Małgorzata Rozenek chyba nigdy nie zwalnia tempa. "Perfekcyjna" odpuściła sobie nawet urlop macierzyński, by jak najszybciej powrócić do pracy na pełnych obrotach. Zaraz po porodzie popędziła więc na plan nowej edycji Projektu Lady, a od niedawna w pocie czoła haruje na planie nowego "dzieła" Patryka Vegi.
Przy tym wszystkim Gonia nie zapomina jednak również o stałej aktywności na Instagramie, która zapewnia jej nie tylko stały kontakt z wiernymi odbiorcami, ale także stałe wpłaty na konto wynikające z rozmaitych współprac. Instagramowy profil Małgorzaty to jednak wyjątkowo gorący temat. "Perfekcyjna" musi bowiem nieustanie odpowiadać na zaczepki kąśliwych internautów.

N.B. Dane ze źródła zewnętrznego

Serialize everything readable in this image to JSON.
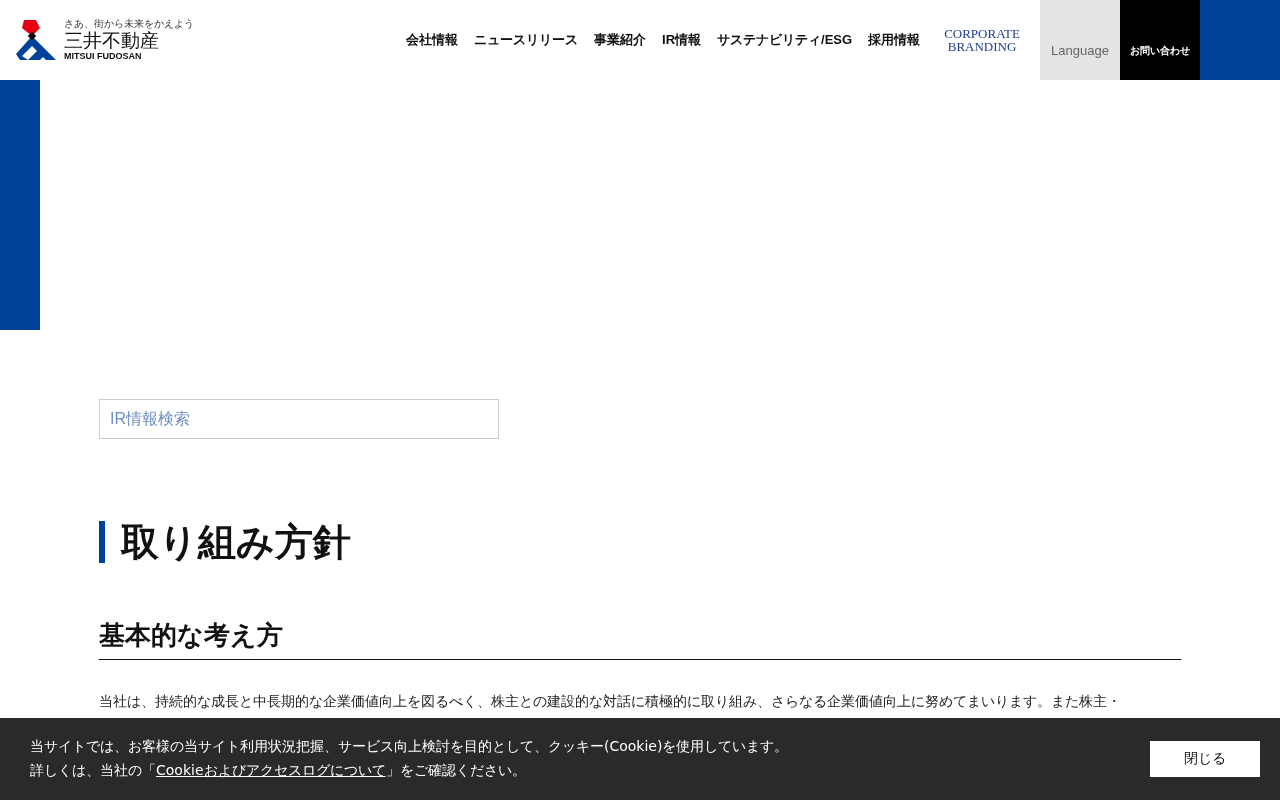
{
  "header": {
    "logo": {
      "tagline": "さあ、街から未来をかえよう",
      "name": "三井不動産",
      "roman": "MITSUI FUDOSAN"
    },
    "nav": [
      "会社情報",
      "ニュースリリース",
      "事業紹介",
      "IR情報",
      "サステナビリティ/ESG",
      "採用情報"
    ],
    "branding": [
      "CORPORATE",
      "BRANDING"
    ],
    "language": "Language",
    "contact": "お問い合わせ"
  },
  "search": {
    "placeholder": "IR情報検索"
  },
  "page_title": "取り組み方針",
  "section_title": "基本的な考え方",
  "paragraph": "当社は、持続的な成長と中長期的な企業価値向上を図るべく、株主との建設的な対話に積極的に取り組み、さらなる企業価値向上に努めてまいります。また株主・",
  "cookie_banner": {
    "line_1": "当サイトでは、お客様の当サイト利用状況把握、サービス向上検討を目的として、クッキー(Cookie)を使用しています。",
    "line_2_before": "詳しくは、当社の「",
    "link": "Cookieおよびアクセスログについて",
    "line_2_after": "」をご確認ください。",
    "close": "閉じる"
  }
}
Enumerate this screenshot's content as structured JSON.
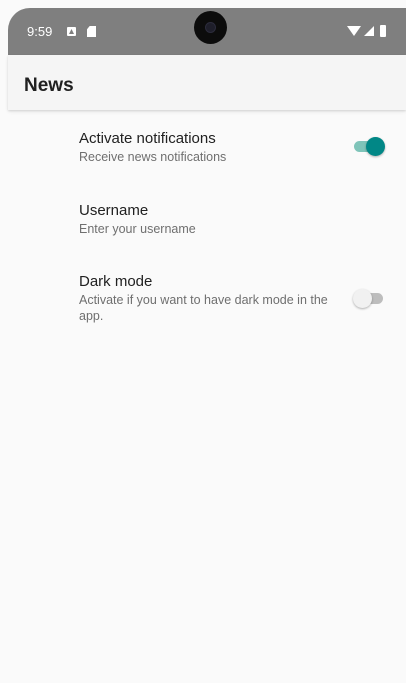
{
  "status_bar": {
    "time": "9:59",
    "icons": [
      "notification-a-icon",
      "sd-card-icon",
      "wifi-icon",
      "signal-icon",
      "battery-icon"
    ]
  },
  "app_bar": {
    "title": "News"
  },
  "preferences": [
    {
      "title": "Activate notifications",
      "summary": "Receive news notifications",
      "type": "switch",
      "checked": true
    },
    {
      "title": "Username",
      "summary": "Enter your username",
      "type": "text"
    },
    {
      "title": "Dark mode",
      "summary": "Activate if you want to have dark mode in the app.",
      "type": "switch",
      "checked": false
    }
  ],
  "colors": {
    "accent": "#018786",
    "accent_track": "#7fc4b9",
    "status_bar": "#7f7f7f",
    "app_bar": "#f5f5f5"
  }
}
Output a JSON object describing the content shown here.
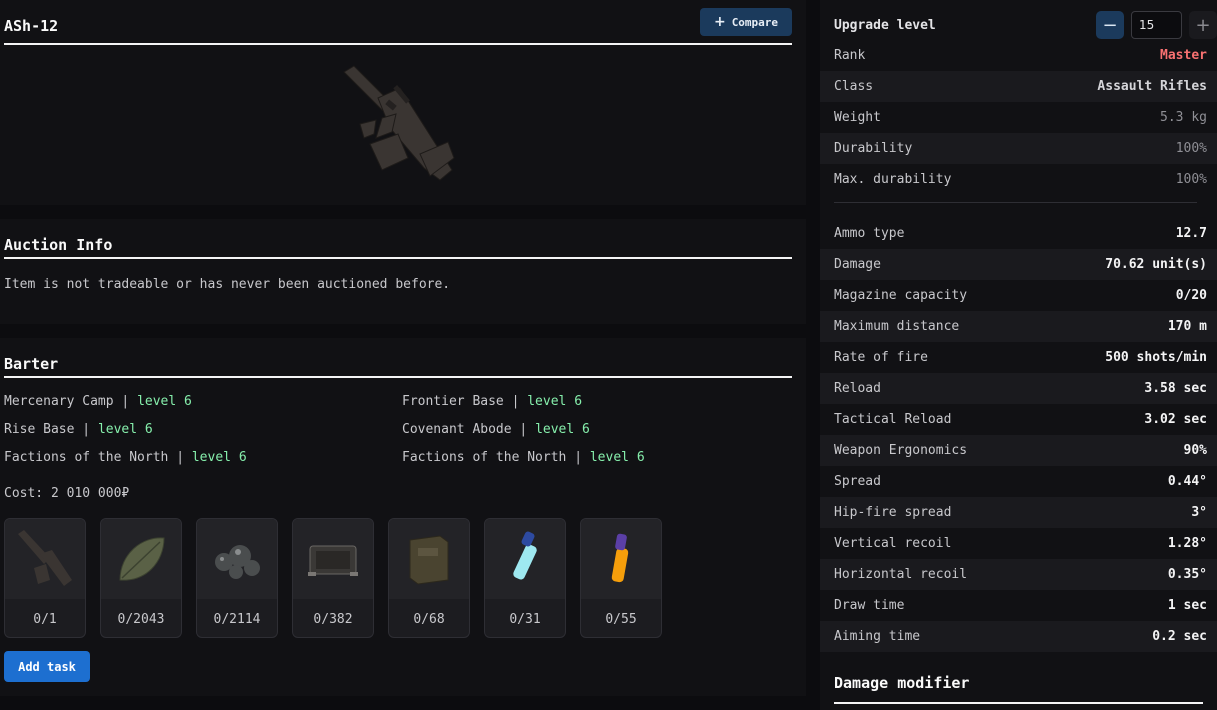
{
  "item": {
    "name": "ASh-12",
    "compare_label": "Compare"
  },
  "auction": {
    "title": "Auction Info",
    "text": "Item is not tradeable or has never been auctioned before."
  },
  "barter": {
    "title": "Barter",
    "traders": [
      {
        "name": "Mercenary Camp",
        "level": "level 6"
      },
      {
        "name": "Frontier Base",
        "level": "level 6"
      },
      {
        "name": "Rise Base",
        "level": "level 6"
      },
      {
        "name": "Covenant Abode",
        "level": "level 6"
      },
      {
        "name": "Factions of the North",
        "level": "level 6"
      },
      {
        "name": "Factions of the North",
        "level": "level 6"
      }
    ],
    "cost": "Cost: 2 010 000₽",
    "items": [
      {
        "icon": "rifle-icon",
        "count": "0/1"
      },
      {
        "icon": "leaf-icon",
        "count": "0/2043"
      },
      {
        "icon": "pebbles-icon",
        "count": "0/2114"
      },
      {
        "icon": "device-icon",
        "count": "0/382"
      },
      {
        "icon": "crate-icon",
        "count": "0/68"
      },
      {
        "icon": "blue-vial-icon",
        "count": "0/31"
      },
      {
        "icon": "orange-vial-icon",
        "count": "0/55"
      }
    ],
    "add_task_label": "Add task"
  },
  "upgrade": {
    "label": "Upgrade level",
    "value": "15"
  },
  "stats_a": [
    {
      "k": "Rank",
      "v": "Master"
    },
    {
      "k": "Class",
      "v": "Assault Rifles"
    },
    {
      "k": "Weight",
      "v": "5.3 kg"
    },
    {
      "k": "Durability",
      "v": "100%"
    },
    {
      "k": "Max. durability",
      "v": "100%"
    }
  ],
  "stats_b": [
    {
      "k": "Ammo type",
      "v": "12.7"
    },
    {
      "k": "Damage",
      "v": "70.62 unit(s)"
    },
    {
      "k": "Magazine capacity",
      "v": "0/20"
    },
    {
      "k": "Maximum distance",
      "v": "170 m"
    },
    {
      "k": "Rate of fire",
      "v": "500 shots/min"
    },
    {
      "k": "Reload",
      "v": "3.58 sec"
    },
    {
      "k": "Tactical Reload",
      "v": "3.02 sec"
    },
    {
      "k": "Weapon Ergonomics",
      "v": "90%"
    },
    {
      "k": "Spread",
      "v": "0.44°"
    },
    {
      "k": "Hip-fire spread",
      "v": "3°"
    },
    {
      "k": "Vertical recoil",
      "v": "1.28°"
    },
    {
      "k": "Horizontal recoil",
      "v": "0.35°"
    },
    {
      "k": "Draw time",
      "v": "1 sec"
    },
    {
      "k": "Aiming time",
      "v": "0.2 sec"
    }
  ],
  "damage_modifier_title": "Damage modifier",
  "colors": {
    "rank": "#f87171",
    "level": "#86efac",
    "accent": "#1d6fd0"
  }
}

Trudno czasem nadążyć za tym, co konkretnie nie podoba się jej "fanom", ale z pewnością najwięcej "kontrowersji" budzą zdjęcia małego Henryczka. Ostatnio nawet Małgorzata wdała się w ostrą dyskusję z jedną z feministek na temat pokazywania przez nią w sieci zalanego łzami "Henryka Walecznego".

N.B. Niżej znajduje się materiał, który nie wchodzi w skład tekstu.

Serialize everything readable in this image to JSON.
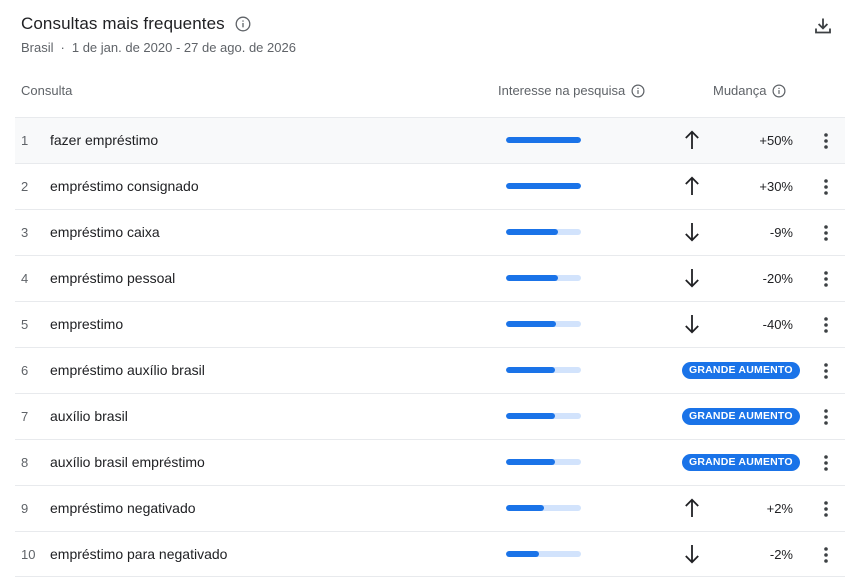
{
  "header": {
    "title": "Consultas mais frequentes",
    "region": "Brasil",
    "separator": "·",
    "date_range": "1 de jan. de 2020 - 27 de ago. de 2026"
  },
  "columns": {
    "query": "Consulta",
    "interest": "Interesse na pesquisa",
    "change": "Mudança"
  },
  "colors": {
    "accent": "#1a73e8",
    "track": "#d2e3fc"
  },
  "rows": [
    {
      "rank": "1",
      "query": "fazer empréstimo",
      "interest": 1.0,
      "direction": "up",
      "change": "+50%"
    },
    {
      "rank": "2",
      "query": "empréstimo consignado",
      "interest": 1.0,
      "direction": "up",
      "change": "+30%"
    },
    {
      "rank": "3",
      "query": "empréstimo caixa",
      "interest": 0.69,
      "direction": "down",
      "change": "-9%"
    },
    {
      "rank": "4",
      "query": "empréstimo pessoal",
      "interest": 0.69,
      "direction": "down",
      "change": "-20%"
    },
    {
      "rank": "5",
      "query": "emprestimo",
      "interest": 0.67,
      "direction": "down",
      "change": "-40%"
    },
    {
      "rank": "6",
      "query": "empréstimo auxílio brasil",
      "interest": 0.65,
      "direction": "badge",
      "change": "GRANDE AUMENTO"
    },
    {
      "rank": "7",
      "query": "auxílio brasil",
      "interest": 0.65,
      "direction": "badge",
      "change": "GRANDE AUMENTO"
    },
    {
      "rank": "8",
      "query": "auxílio brasil empréstimo",
      "interest": 0.65,
      "direction": "badge",
      "change": "GRANDE AUMENTO"
    },
    {
      "rank": "9",
      "query": "empréstimo negativado",
      "interest": 0.51,
      "direction": "up",
      "change": "+2%"
    },
    {
      "rank": "10",
      "query": "empréstimo para negativado",
      "interest": 0.44,
      "direction": "down",
      "change": "-2%"
    }
  ]
}
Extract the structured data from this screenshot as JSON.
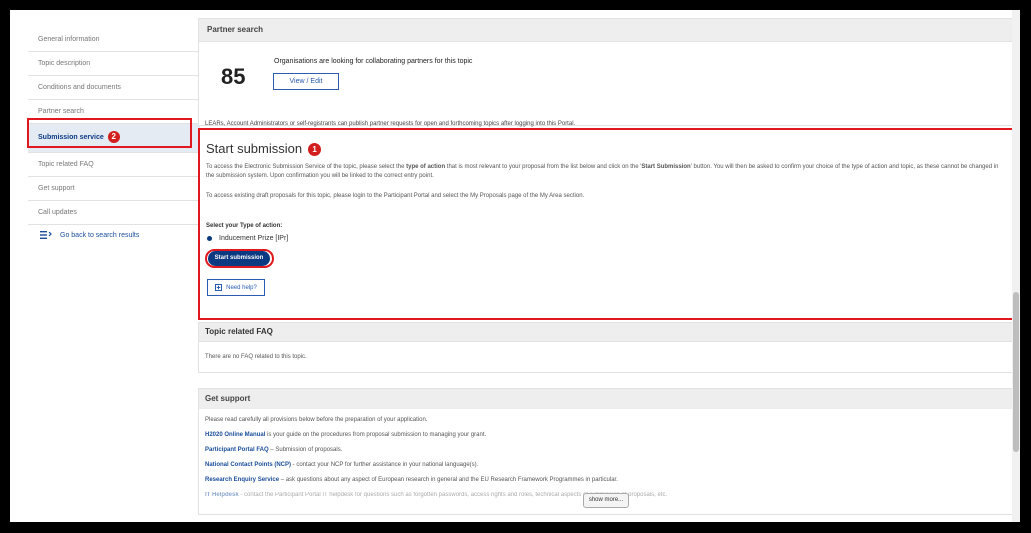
{
  "sidebar": {
    "items": [
      {
        "label": "General information"
      },
      {
        "label": "Topic description"
      },
      {
        "label": "Conditions and documents"
      },
      {
        "label": "Partner search"
      },
      {
        "label": "Submission service",
        "badge": "2"
      },
      {
        "label": "Topic related FAQ"
      },
      {
        "label": "Get support"
      },
      {
        "label": "Call updates"
      }
    ],
    "back_link": "Go back to search results"
  },
  "partner_search": {
    "title": "Partner search",
    "count": "85",
    "text": "Organisations are looking for collaborating partners for this topic",
    "button": "View / Edit",
    "note": "LEARs, Account Administrators or self-registrants can publish partner requests for open and forthcoming topics after logging into this Portal."
  },
  "submission": {
    "title": "Start submission",
    "badge": "1",
    "p1_a": "To access the Electronic Submission Service of the topic, please select the ",
    "p1_b": "type of action",
    "p1_c": " that is most relevant to your proposal from the list below and click on the '",
    "p1_d": "Start Submission",
    "p1_e": "' button. You will then be asked to confirm your choice of the type of action and topic, as these cannot be changed in the submission system. Upon confirmation you will be linked to the correct entry point.",
    "p2": "To access existing draft proposals for this topic, please login to the Participant Portal and select the My Proposals page of the My Area section.",
    "select_label": "Select your Type of action:",
    "option": "Inducement Prize [IPr]",
    "start_button": "Start submission",
    "help_button": "Need help?"
  },
  "faq": {
    "title": "Topic related FAQ",
    "body": "There are no FAQ related to this topic."
  },
  "get_support": {
    "title": "Get support",
    "intro": "Please read carefully all provisions below before the preparation of your application.",
    "l1_b": "H2020 Online Manual",
    "l1_t": " is your guide on the procedures from proposal submission to managing your grant.",
    "l2_b": "Participant Portal FAQ",
    "l2_t": " – Submission of proposals.",
    "l3_b": "National Contact Points (NCP)",
    "l3_t": " - contact your NCP for further assistance in your national language(s).",
    "l4_b": "Research Enquiry Service",
    "l4_t": " – ask questions about any aspect of European research in general and the EU Research Framework Programmes in particular.",
    "l5_b": "IT Helpdesk",
    "l5_t": " - contact the Participant Portal IT helpdesk for questions such as forgotten passwords, access rights and roles, technical aspects of submission of proposals, etc.",
    "show_more": "show more..."
  }
}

Małgorzata nie ma jednak zamiaru przejmować się takimi uwagami i właśnie dlatego w minioną niedzielę zaprezentowała kolejny wachlarz min swego syna udokumentowany na dokładnie sześciu fotografiach.

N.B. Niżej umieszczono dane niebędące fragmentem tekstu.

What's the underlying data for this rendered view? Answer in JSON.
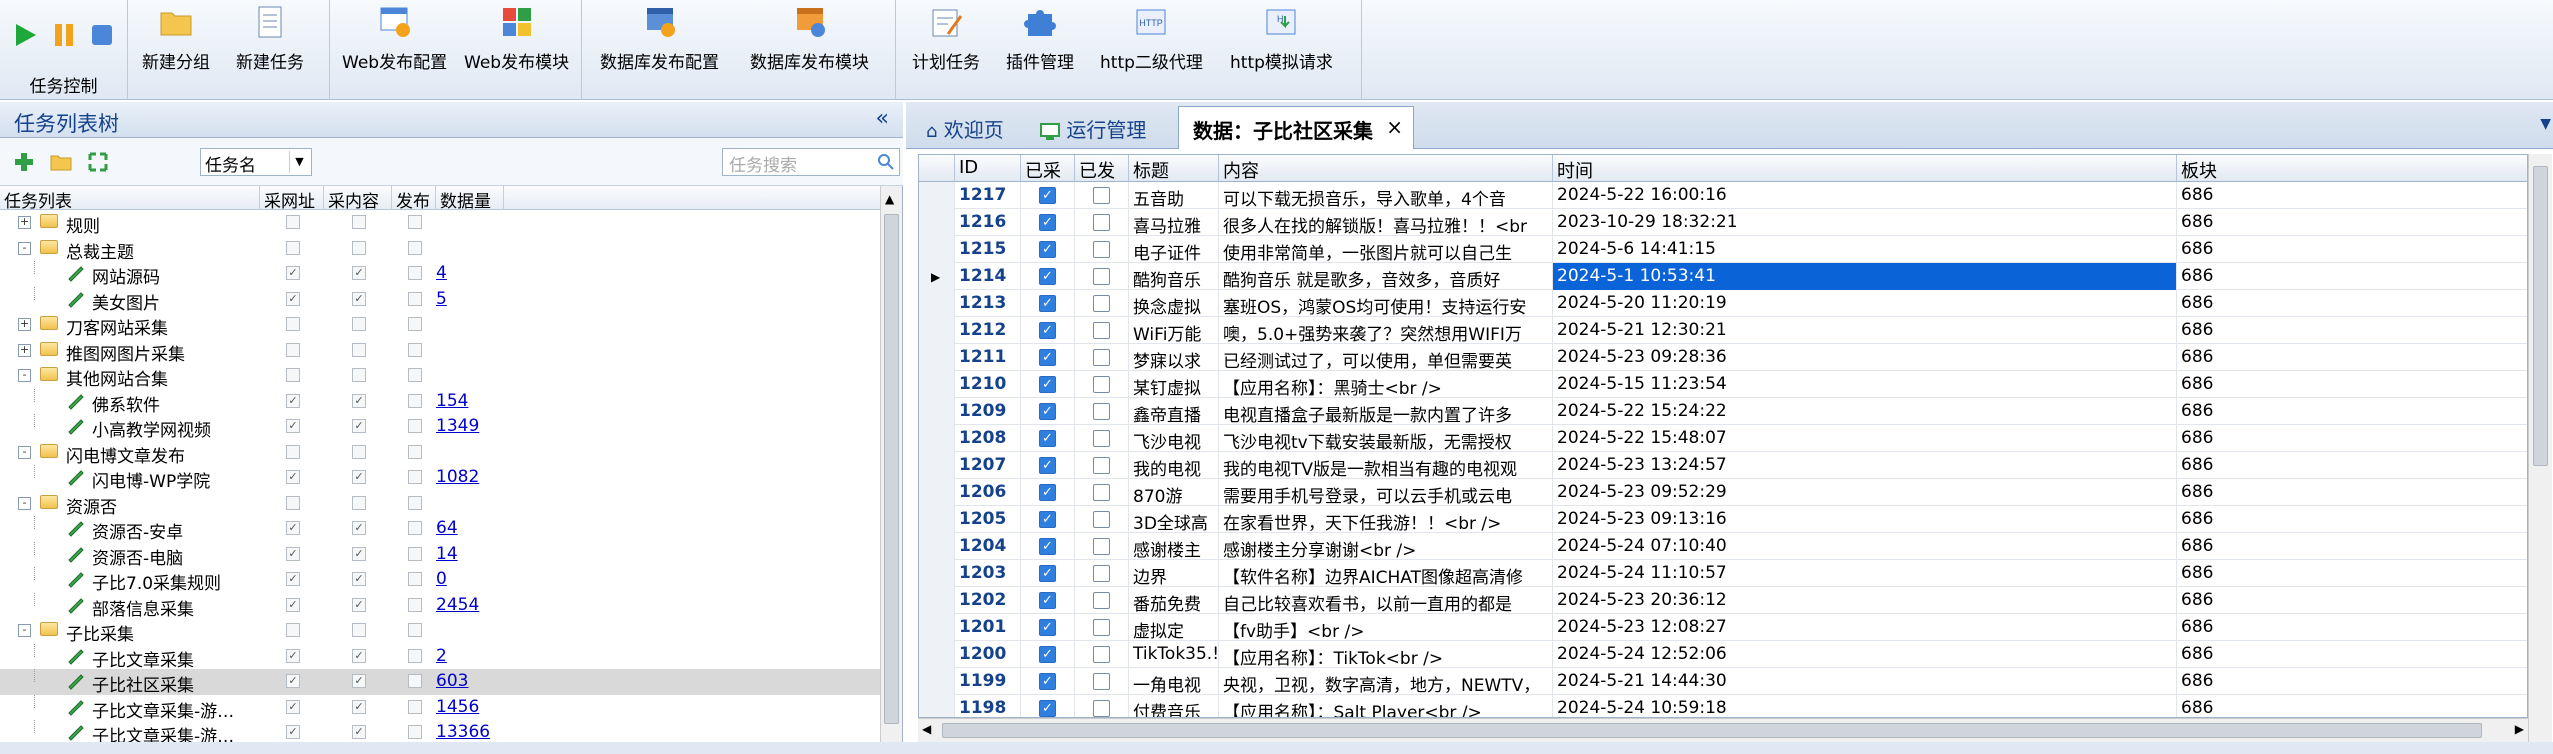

Jeżeli niedziela, to na obiad: królik. Ten jest najpyszniejszy. Udał nam się ten #dzidziuśmajdana
Na zdjęciach można podziwiać, jak uśmiechnięta Małgorzata w bamboszach siedzi dumnie na fotelu, trzymając odzianego w czapeczkę Henryka na kolanach, gdy ten... ziewa.
Tym razem internauci nawet zaskoczyli i pod wpisem Goni pojawiło się całkiem sporo komplementów, a dużo mniej uwag i pretensji.
Do schrupania!
Pani Małgosiu, najpiękniej Pani wygląda, gdy patrzy Pani na swoje dzieci. Ujęcia z maluszkiem naturalne, prawdziwe, najlepsze...
Oj, udał się!
Przesłodki ten króliczek - czytamy zachwyty w komentarzach.
Czekacie już na więcej?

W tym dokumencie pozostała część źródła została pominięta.